A structure fire is a fire involving the structural components of various residential or commercial buildings, such as single-family homes, townhouses, apartments, high-rises, and shopping malls. This is in contrast to, "room content" fires, chimney fires, automobile fires, wildfires or other outside fires. Structure fires typically have a similar response from the fire department to include engines, ladder trucks, rescue squads, battalion chiefs, and an EMS unit, each of which will have specific initial assignments. The actual response and assignments will vary between fire departments.

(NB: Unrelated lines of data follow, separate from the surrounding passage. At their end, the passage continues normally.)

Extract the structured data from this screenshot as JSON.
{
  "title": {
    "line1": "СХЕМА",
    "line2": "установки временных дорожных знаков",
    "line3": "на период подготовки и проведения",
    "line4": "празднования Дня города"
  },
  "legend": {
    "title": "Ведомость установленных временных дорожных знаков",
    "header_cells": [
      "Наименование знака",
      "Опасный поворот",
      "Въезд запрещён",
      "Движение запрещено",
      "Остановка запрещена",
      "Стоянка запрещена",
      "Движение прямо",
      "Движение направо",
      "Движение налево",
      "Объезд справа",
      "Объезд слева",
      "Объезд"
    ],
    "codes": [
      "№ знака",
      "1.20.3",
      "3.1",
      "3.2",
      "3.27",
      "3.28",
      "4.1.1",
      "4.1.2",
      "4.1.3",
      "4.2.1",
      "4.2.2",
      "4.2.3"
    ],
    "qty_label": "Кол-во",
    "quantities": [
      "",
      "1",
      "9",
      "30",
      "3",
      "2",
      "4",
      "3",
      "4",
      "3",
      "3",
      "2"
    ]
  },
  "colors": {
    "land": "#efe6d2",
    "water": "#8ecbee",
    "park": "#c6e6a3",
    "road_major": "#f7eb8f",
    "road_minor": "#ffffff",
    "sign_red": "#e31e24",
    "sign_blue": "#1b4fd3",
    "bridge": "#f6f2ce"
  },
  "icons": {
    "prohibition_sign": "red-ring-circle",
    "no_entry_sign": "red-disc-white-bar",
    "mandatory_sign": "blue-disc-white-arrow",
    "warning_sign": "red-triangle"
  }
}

Structures are divided into five construction types for the purposes of firefighting, and are listed from least combustible to most combustible:
|Type I: Fire Resistant||Typically used in hi-rises. Fire resistant protection is applied to steel members of the construction.|
|Type II: Non-Combustible||Typically used in strip shopping center malls. Roofs are constructed out of steel rafters.|
|Type III: Ordinary Construction||Brick and mortar walls, wood frame floors. City rowhouses are where this type of construction is most often found.|
|Type IV: Heavy Timber||Often used in churches or other community based buildings.|
|Type V: Wood Frame||Typically used in recent construction of single family dwellings, townhouses, garden apartments with four floors or less.|
A structure fire can also have started due to electrical complications in the walls or in the electrical box. Electrical fires are one of the most common of fires considering the advances in Electrical appliances.